The spamtrain.log is unfortunately of little assistance in diagnosing the above problems. While it appears that some messages are being used for learning...
command: '/opt/zimbra/dspam-3.6.2/bin/dspam' --class=innocent --source=corpus --user 'zimbra' --mode=teft --feature=chained,noise
/opt/zimbra/dspam/bin/dspam_corpus: 1 messages, 00:00:01 elapsed, 1.00 msgs./sec.
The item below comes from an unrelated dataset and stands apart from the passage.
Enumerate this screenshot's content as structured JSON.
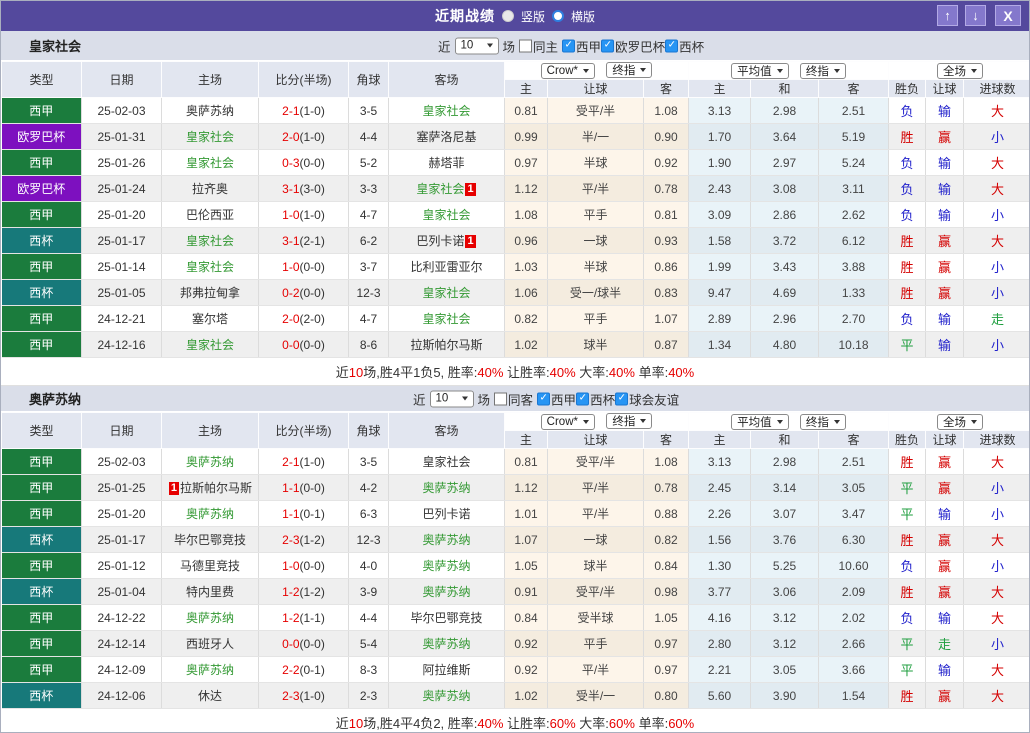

...the absence of a datestamp on each line (or at least at the beginning of the daily batch output) means that it's very difficult to grok when the logged output occurred. Also, there are other errors in the log, and it's not clear how serious these are and how they should be fixed:
config: could not find site rules directory
bayes: cannot open bayes databases /opt/zimbra/amavisd/.spamassassin/bayes_* R/O: tie failed: Inappropriate file type or format
bayes: cannot open bayes databases /opt/zimbra/amavisd/.spamassassin/bayes_* R/W: tie failed: Inappropriate file type or format
ERROR: the Bayes learn function returned an error, please re-run with -D for more information
My experience setting up DSpam manually in previous versions of Zimbra showed that DSpam is extraordinarily accurate when it is being fed a large enough corpus of spam and ham. Now that we've replaced that previous set-up with the integrated DSpam configuration included in Zimbra 4.0.x, it's not entirely clear why DSpam isn't marking any messages (as in zero) as Innocent.
Thank you for taking the time to read this very long-winded message. Any and all suggestions -- and especially point-by-point responses -- would be most sincerely appreciated!